No matter what, it will still be a boondoggle.
The boondoggle still hasn’t set an opening date, but the 250 E. Broad St. boondoggle may be moving forward. It started in 2011, so it’s about time.
Last weekend, the Boondoggle said in a social media post that it would open later this year. It has forecast many openings and always come up short.
The Boondoggle, which prefers to call itself the Bethlehem Co-Op Market, will always be a boondoggle. It never should have been given $3.1 million of taxpayers’ money to open a grocery store under 42 new apartments, but that money is long gone.
Thanks to Susan Wild, Lisa Boscola and Bethlehem City Council for throwing taxpayers’ money at a yuppie grocery store. I hope a lesson was learned, but I doubt it.
Here’s a note from the Boondoggle’s latest newsletter:
“Last week we notified our member-owners that we have officially passed the $600,000 fundraising threshold for our first phase! It’s important to remember that our fundraising efforts will continue, but in the meantime the Board has authorized moving forward with the next phase of work to open the store. This means: Refrigeration work is underway.”
Yes, the Boondoggle set many opening dates even though it didn’t have an operating refrigeration system. Ponder the nonsense of that.
As for the financial threshold, the Boondoggle has set a few, and in the meantime it was about $1.1 million in debt as of last year.
The newsletter adds:
“In addition to our continued work on fundraising—which will continue into the first year and beyond—debt restructuring for the co-op is being explored in collaboration with our partners at LEAF, Penn Community Bank, and The Reinvestment Fund.”
Debt restructuring often means seeking lower rates or extending payback times, or changing debt covenants. Even without opening, the Boondoggle has run up debt, which they have blamed on the “complexity” of taking a $2.9 million federal grant. The reality is, they didn’t know what they were doing.
The newsletter suggests that work on the refrigeration system will take three to six weeks.

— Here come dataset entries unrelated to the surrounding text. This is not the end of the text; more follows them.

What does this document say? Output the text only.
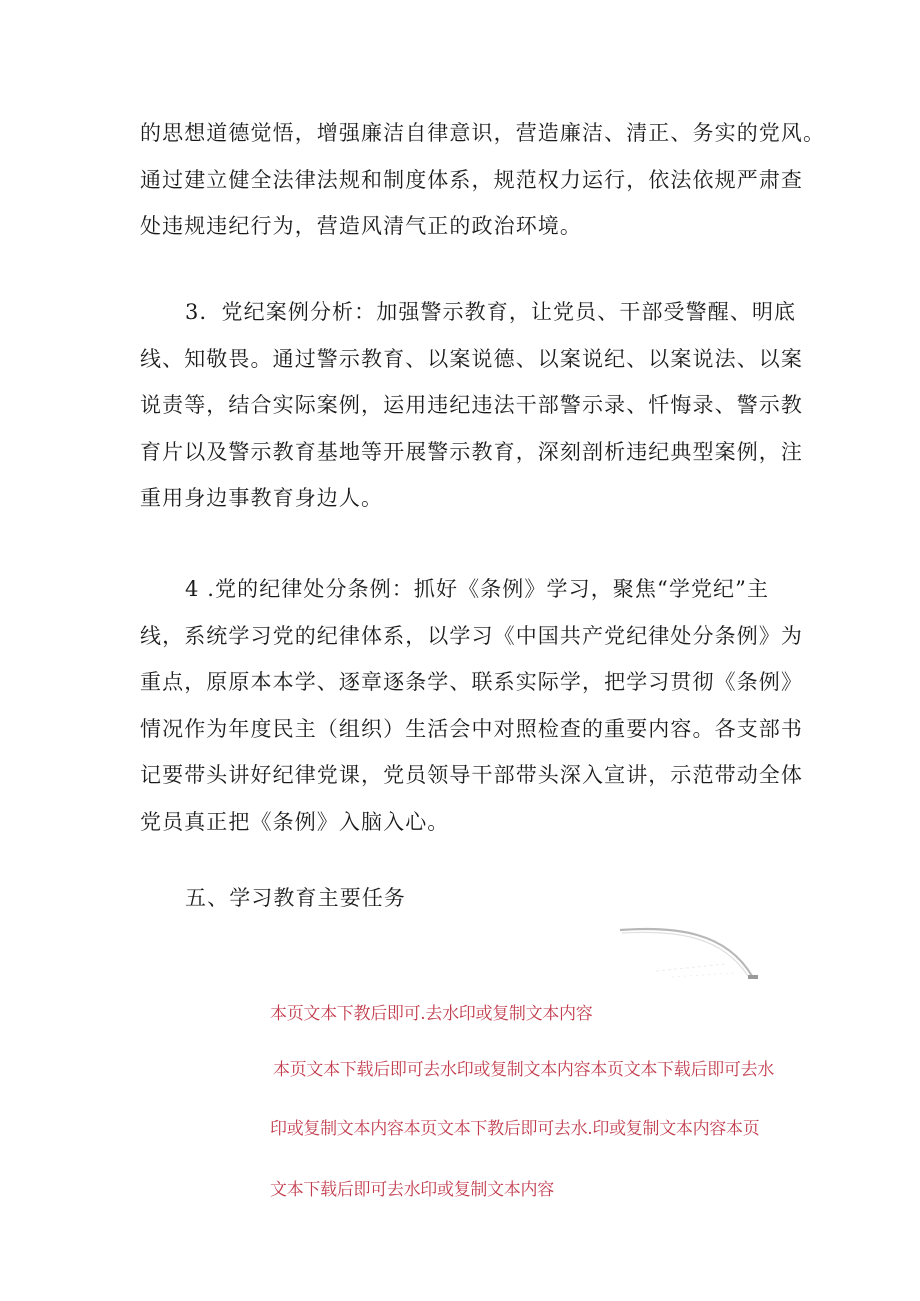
的思想道德觉悟，增强廉洁自律意识，营造廉洁、清正、务实的党风。
通过建立健全法律法规和制度体系，规范权力运行，依法依规严肃查
处违规违纪行为，营造风清气正的政治环境。

3．党纪案例分析：加强警示教育，让党员、干部受警醒、明底
线、知敬畏。通过警示教育、以案说德、以案说纪、以案说法、以案
说责等，结合实际案例，运用违纪违法干部警示录、忏悔录、警示教
育片以及警示教育基地等开展警示教育，深刻剖析违纪典型案例，注
重用身边事教育身边人。

4 .党的纪律处分条例：抓好《条例》学习，聚焦“学党纪”主
线，系统学习党的纪律体系，以学习《中国共产党纪律处分条例》为
重点，原原本本学、逐章逐条学、联系实际学，把学习贯彻《条例》
情况作为年度民主（组织）生活会中对照检查的重要内容。各支部书
记要带头讲好纪律党课，党员领导干部带头深入宣讲，示范带动全体
党员真正把《条例》入脑入心。

五、学习教育主要任务

本页文本下教后即可.去水印或复制文本内容

本页文本下载后即可去水印或复制文本内容本页文本下载后即可去水

印或复制文本内容本页文本下教后即可去水.印或复制文本内容本页

文本下载后即可去水印或复制文本内容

Meanwhile, being the Boondoggle that it is, it is still seeking money. The Boondoggle has always been a fundraising operation, and so far, never a grocery store.

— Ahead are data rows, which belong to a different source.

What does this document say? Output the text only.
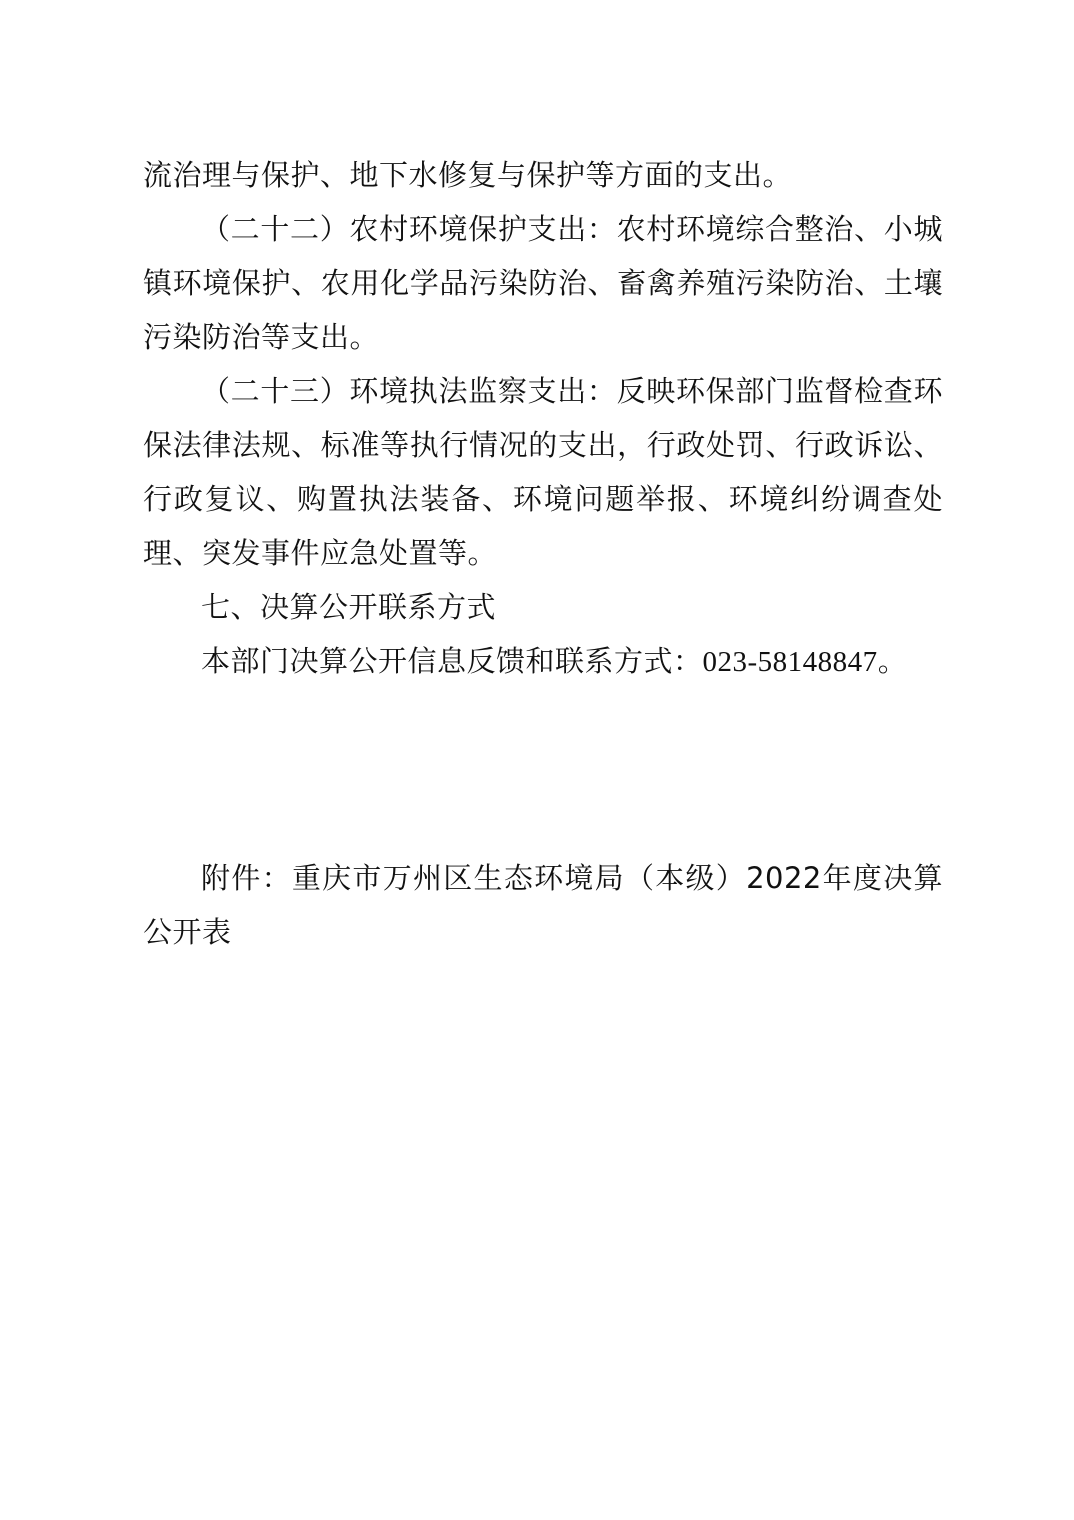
流治理与保护、地下水修复与保护等方面的支出。

（二十二）农村环境保护支出：农村环境综合整治、小城镇环境保护、农用化学品污染防治、畜禽养殖污染防治、土壤污染防治等支出。

（二十三）环境执法监察支出：反映环保部门监督检查环保法律法规、标准等执行情况的支出，行政处罚、行政诉讼、行政复议、购置执法装备、环境问题举报、环境纠纷调查处理、突发事件应急处置等。

七、决算公开联系方式

本部门决算公开信息反馈和联系方式：023-58148847。

附件：重庆市万州区生态环境局（本级）2022年度决算公开表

Let the donor beware, and Boondoggle On!
“Thanks to Susan Wild, Lisa Boscola and Bethlehem City Council for throwing taxpayers’ money at a yuppie grocery store. I hope a lesson was learned, but I doubt it.”

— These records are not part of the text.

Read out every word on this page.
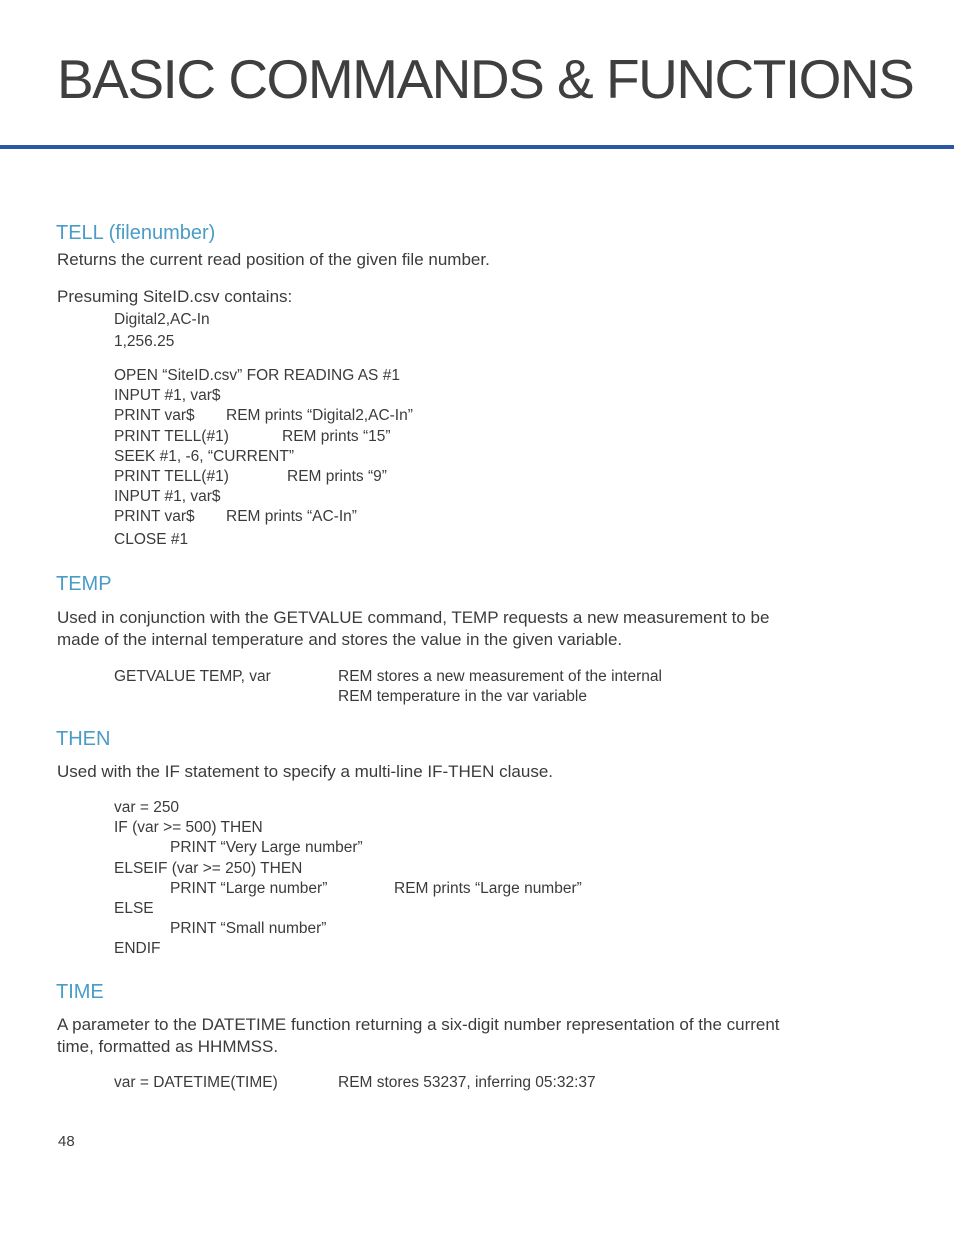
BASIC COMMANDS & FUNCTIONS
TELL (filenumber)
Returns the current read position of the given file number.
Presuming SiteID.csv contains:
Digital2,AC-In
1,256.25
OPEN “SiteID.csv” FOR READING AS #1
INPUT #1, var$
PRINT var$ REM prints “Digital2,AC-In”
PRINT TELL(#1)	REM prints “15”
SEEK #1, -6, “CURRENT”
PRINT TELL(#1)	REM prints “9”
INPUT #1, var$
PRINT var$ REM prints “AC-In”
CLOSE #1
TEMP
Used in conjunction with the GETVALUE command, TEMP requests a new measurement to be
made of the internal temperature and stores the value in the given variable.
GETVALUE TEMP, var	REM stores a new measurement of the internal
REM temperature in the var variable
THEN
Used with the IF statement to specify a multi-line IF-THEN clause.
var = 250
IF (var >= 500) THEN
PRINT “Very Large number”
ELSEIF (var >= 250) THEN
PRINT “Large number”	REM prints “Large number”
ELSE
PRINT “Small number”
ENDIF
TIME
A parameter to the DATETIME function returning a six-digit number representation of the current
time, formatted as HHMMSS.
var = DATETIME(TIME)	REM stores 53237, inferring 05:32:37
48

All Democrats at the time of their reckless money throw. Bethlehem has a “we only elect Democrats” affliction. Typical of the mindset, no expectations or essentially non enforced expectations mandated to those who took the money. City folk seem to be ok with this. Why? Ignorance? Habit? Apathy? Braindead? The proper choice for mayor (the sweetheart of millennials) was not the incumbent. It was Kachmar who had a strong proven record of municipal turnarounds in other cities. It was his job. His achilles heel? He ran as a Republican. That is not allowed in this city.